I am working with Kevin Systrom on his rt.live project. You can see the jupyter notebook for the current model here.
In stan, the (simplified) part of the model that I’m having trouble with looks like this:
parameters {
real<lower=0> step_size;
matrix[timesteps, states] theta_steps;
}
transformed parameters {
matrix[timesteps, states] theta;
for(s in 1:states) {
theta[, s] = cumulative_sum(theta_steps[, s]);
}
}
model {
step_size ~ normal(0, 1)T[0, ];
theta_steps[1, ] ~ normal(0, 1);
to_vector(theta_steps[2:timesteps, ]) ~ normal(0, step_size);
for(s in 1:states) {
for(t in 1:timesteps)
cases[t, s] ~ poisson(cases[t-1, s] * exp(theta[,s]));
}
}
}
As you can see, theta
follows a random walk. This seems to work pretty well except that we are getting low N_{eff}, not-great traceplots, and correlation between it and energy__
for the step_size
parameter, especially when we model one state at a time. Including many states (especially those with more data), it seems to fit okay. Making the parameter hierarchical did not seem to help much.
We are experimenting with specifying the evolution of theta
as a gaussian process vs. a random walk. You can see how it’s done in pymc3
here: with the relevant code below (cell run 629):
def run_gp(self):
with pm.Model() as model:
gp_shape = len(self.onset) - 1
length_scale = pm.Gamma("length_scale", alpha=3, beta=.4)
eta = .05
cov_func = eta**2 * pm.gp.cov.ExpQuad(1, length_scale)

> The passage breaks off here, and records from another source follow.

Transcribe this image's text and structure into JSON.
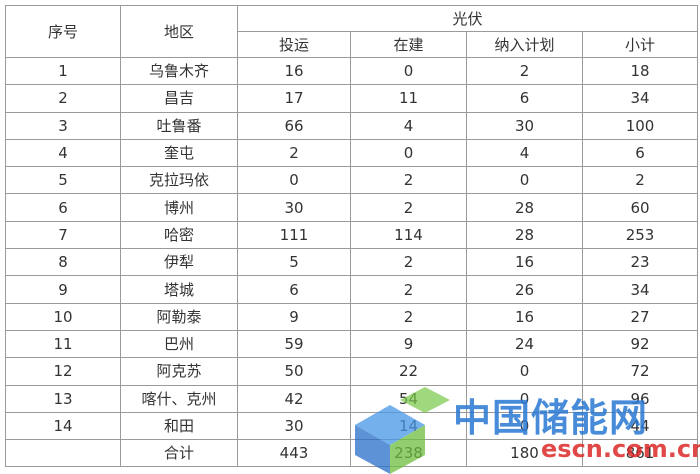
{
  "table": {
    "header": {
      "seq": "序号",
      "region": "地区",
      "group": "光伏",
      "sub": [
        "投运",
        "在建",
        "纳入计划",
        "小计"
      ]
    },
    "rows": [
      [
        1,
        "乌鲁木齐",
        16,
        0,
        2,
        18
      ],
      [
        2,
        "昌吉",
        17,
        11,
        6,
        34
      ],
      [
        3,
        "吐鲁番",
        66,
        4,
        30,
        100
      ],
      [
        4,
        "奎屯",
        2,
        0,
        4,
        6
      ],
      [
        5,
        "克拉玛依",
        0,
        2,
        0,
        2
      ],
      [
        6,
        "博州",
        30,
        2,
        28,
        60
      ],
      [
        7,
        "哈密",
        111,
        114,
        28,
        253
      ],
      [
        8,
        "伊犁",
        5,
        2,
        16,
        23
      ],
      [
        9,
        "塔城",
        6,
        2,
        26,
        34
      ],
      [
        10,
        "阿勒泰",
        9,
        2,
        16,
        27
      ],
      [
        11,
        "巴州",
        59,
        9,
        24,
        92
      ],
      [
        12,
        "阿克苏",
        50,
        22,
        0,
        72
      ],
      [
        13,
        "喀什、克州",
        42,
        54,
        0,
        96
      ],
      [
        14,
        "和田",
        30,
        14,
        0,
        44
      ]
    ],
    "total": {
      "label": "合计",
      "values": [
        443,
        238,
        180,
        861
      ]
    }
  },
  "watermark": {
    "name": "中国储能网",
    "site": "escn.com.cn"
  }
}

gp = pm.gp.Latent(mean_func=pm.gp.mean.Constant(c=0),
cov_func=cov_func)
# Place a GP prior over the function f.
theta = gp.prior("theta", X=np.arange(gp_shape)[:, None])

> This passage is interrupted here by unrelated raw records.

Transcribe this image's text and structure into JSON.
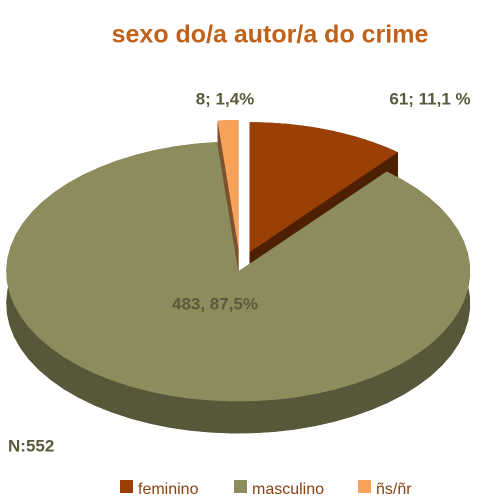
{
  "chart_data": {
    "type": "pie",
    "title": "sexo do/a autor/a do crime",
    "categories": [
      "feminino",
      "masculino",
      "ñs/ñr"
    ],
    "values": [
      61,
      483,
      8
    ],
    "value_labels": [
      "61; 11,1 %",
      "483, 87,5%",
      "8; 1,4%"
    ],
    "colors": [
      "#9a3f06",
      "#8c8c5c",
      "#f7a25a"
    ],
    "annotation": "N:552"
  }
}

This specification seems to produce results that overlap nicely with our random-walk estimates, but without the fitting issues (black is random walk, red is GP):
I am not as familiar with gaussian processes, and have been unable to duplicate this result in stan. My naive attempt at following the documentation for a latent variable GP runs with severe complaints (divergences, low energy, treedepth), and also produces totally different results:
The code is here:
// https://mc-stan.org/docs/2_23/stan-users-guide/fit-gp-section.html
data {
int timesteps;
int states;
int cases[timesteps, states]; // diffed & convolved // eventually move this to xformed parameters
vector[timesteps] cum_p_observed; // make this estimated given timing block
}
transformed data {
int N = timesteps-1;
real x[N];
real delta = 1e-9;
for(i in 1:N) x[i] = 1;
}
parameters {
matrix[timesteps-1, states] theta;
real<lower=0> serial_interval;
real<lower=0> rho;
real<lower=0> alpha;
real<lower=0> sigma;
vector[N] eta;
}
transformed parameters {
real<lower=0> gam;
matrix[timesteps-1, states] rt;
gam = 1/serial_interval;
rt = theta/gam + 1;
}
model {
vector[N] f;
{
matrix[N, N] L_K;
matrix[N, N] K = cov_exp_quad(x, alpha, rho);
// diagonal elements
for (n in 1:N)
K[n, n] = K[n, n] + delta;
L_K = cholesky_decompose(K);
f = L_K * eta;
}
rho ~ inv_gamma(5, 5);
alpha ~ std_normal();
sigma ~ std_normal();
eta ~ std_normal();
for(s in 1:states) theta[, s] ~ normal(f, sigma);
serial_interval ~ gamma(6, 1.5);
for(t in 2:timesteps) {
for(s in 1:states) {
real muhat;
// we scale up yesterday's cases by the probability that we have observed it
real inferred_cases_yesterday = (cases[t-1, s]/cum_p_observed[t-1]);
// we scale down today's cases by the fact that we have not observed many of the later cases
real expected_cases_today = cum_p_observed[t] * inferred_cases_yesterday * exp(theta[t-1, s]);
// here guard against log(0) errors with init case
// this 0.1 can be thought of as a seeding probability
muhat = fmax(expected_cases_today, 0.1);
cases[t, s] ~ poisson(muhat);
}
}
}
My questions are a-few-fold:
- For the random-walk specification, any tips-of-the-trade to improve the specification of the parameter? Intuition on why it would be hard to sample? I have tried decreasing the scale of the prior, letting the parameter follow a standard normal and exponentiating it, making it hierarchical across states, and it’s still having trouble every time.
- For the GP, I am most interested in simply replicating the PyMC3 approach to start with; I understand this may involve a different specification and/or different priors on the hyperparameters.
Any help would be highly appreciated!